A US court has ruled that an American blogger cannot be anonymous and is legally accountable for the comments on their blog. Meanwhile, the Olympic Delivery Authority has asked a community blog to remove comments left on their blog concerning one of their employees. Bloggers are legally responsible for the content they publish.
But convention is that blogs are judged by the person writing them rather than those reading them- much the same as a speech is judged by the speaker as opposed to the audience they attract. We like to congregate on blogs that are busy, lively places and the hierarchy of blogs rests heavily on those which are most widely read. That’s odd. One of the key differences between a blog and a newspaper op-ed is the relationship between the writer and the audience. Blogs are meant to be more discursive, iterative spaces where the blogger listens and learns, not just informs and speaks.
On the biggest blogs, the author moderates comments in order (partly) to limit their potential legal liability. However, it is rare that they read all of the comments they receive. Robert Peston and Nick Robinson appear to have all but given up on engaging with the comments on their blogs. Iain Dale and Guido Fawkes do occasionally enter the fray but it’s not a guaranteed way of entering a dialogue with the author.
On these blogs the tone is often confrontational, aggressive, conspiratorial and strident. They are also off-topic and often uninformative – identifying the funny, informative comments is hard work. Is that because the commenters know that they are not being watched?

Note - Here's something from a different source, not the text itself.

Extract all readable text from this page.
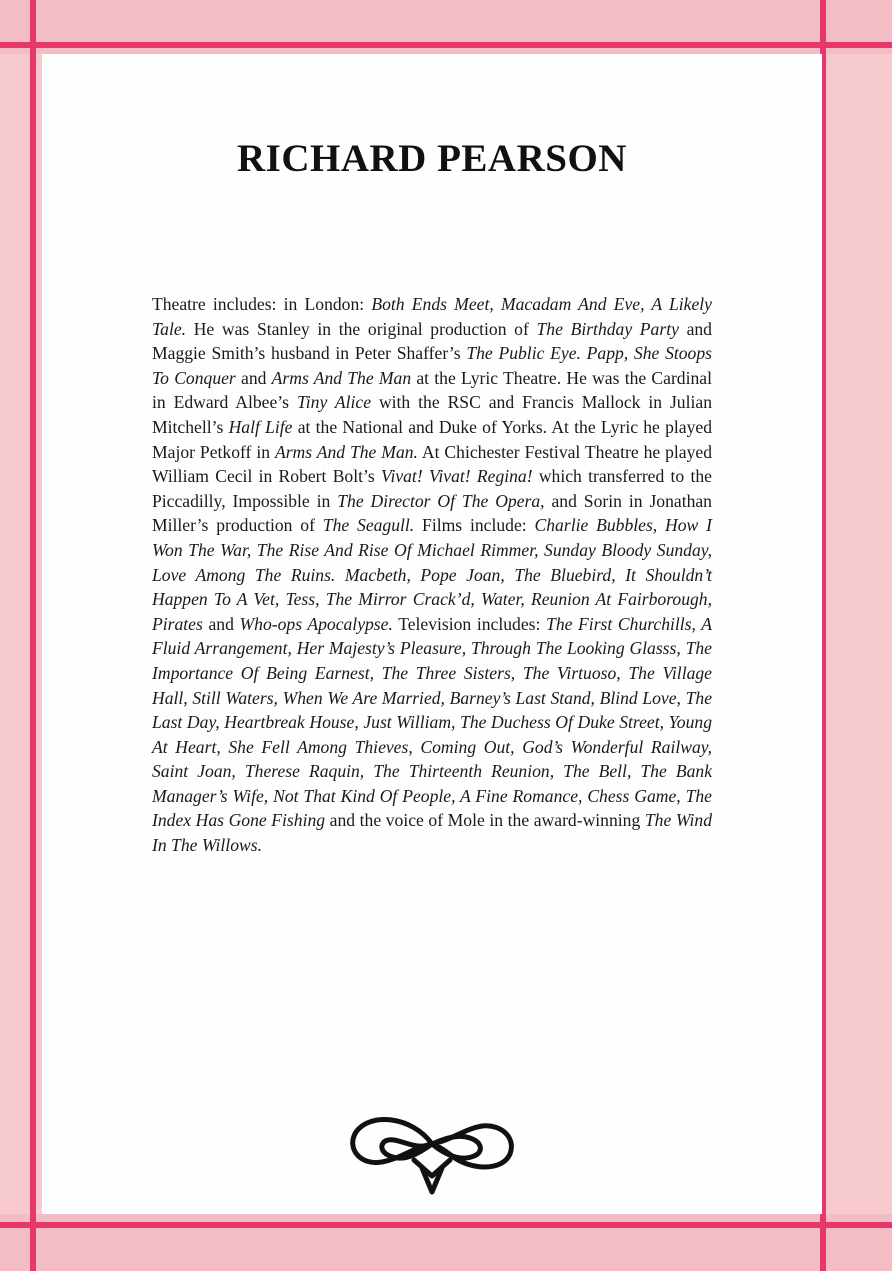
RICHARD PEARSON

Theatre includes: in London: Both Ends Meet, Macadam And Eve, A Likely Tale. He was Stanley in the original production of The Birthday Party and Maggie Smith’s husband in Peter Shaffer’s The Public Eye. Papp, She Stoops To Conquer and Arms And The Man at the Lyric Theatre. He was the Cardinal in Edward Albee’s Tiny Alice with the RSC and Francis Mallock in Julian Mitchell’s Half Life at the National and Duke of Yorks. At the Lyric he played Major Petkoff in Arms And The Man. At Chichester Festival Theatre he played William Cecil in Robert Bolt’s Vivat! Vivat! Regina! which transferred to the Piccadilly, Impossible in The Director Of The Opera, and Sorin in Jonathan Miller’s production of The Seagull. Films include: Charlie Bubbles, How I Won The War, The Rise And Rise Of Michael Rimmer, Sunday Bloody Sunday, Love Among The Ruins. Macbeth, Pope Joan, The Bluebird, It Shouldn’t Happen To A Vet, Tess, The Mirror Crack’d, Water, Reunion At Fairborough, Pirates and Who-ops Apocalypse. Television includes: The First Churchills, A Fluid Arrangement, Her Majesty’s Pleasure, Through The Looking Glasss, The Importance Of Being Earnest, The Three Sisters, The Virtuoso, The Village Hall, Still Waters, When We Are Married, Barney’s Last Stand, Blind Love, The Last Day, Heartbreak House, Just William, The Duchess Of Duke Street, Young At Heart, She Fell Among Thieves, Coming Out, God’s Wonderful Railway, Saint Joan, Therese Raquin, The Thirteenth Reunion, The Bell, The Bank Manager’s Wife, Not That Kind Of People, A Fine Romance, Chess Game, The Index Has Gone Fishing and the voice of Mole in the award-winning The Wind In The Willows.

There’s no appetite for bloggers extensively moderating their comments. The internet is profoundly biased in favour of freedom of expression and any sign of censorship usually leads to a dramatic loss of audience. But does that mean that successful blogs have to put up with irrelevant, daft or unpleasant comments?
There are blogs where the comments are generally constructive and thoughtful. Whilst many of these have a small readership, they don’t all. Matthew Taylor’s blog, one of those I know best, has a readership approaching 10,000 a month and rarely attractives invective (and often only when people confuse him with being a Cornwall MP. Matthew doesn’t respond to every comment – and commenters more often engage with each other. But it’s a welcoming, open space.
If I invite you to attend a performance of my local drama club, I wouldn’t expect you to judge me by the audience. But if I invite you to my birthday party, I would expect some judgement on the company that I keep. And if you ask any teacher, leave a group to its own devices and it will set its own rules. But lead that group or community, and you can shape it and influence its norms.
Blogs are just a communications medium and bad practice should not weaken the very best blogs in the same way that Big Brother doesn’t tarnish my view of The Wire. But as the medium matures, perhaps we should refine the criteria by which we select where we want to hang out. We choose our local pubs more selectively than picking the one with the largest number of punters. And we pass judgement on people by the company they keep. Perhaps its time for a greater range of criteria by which readers choose their blogs – and in turn a greater responsibility placed on bloggers to take responsibility for the behaviour of their community.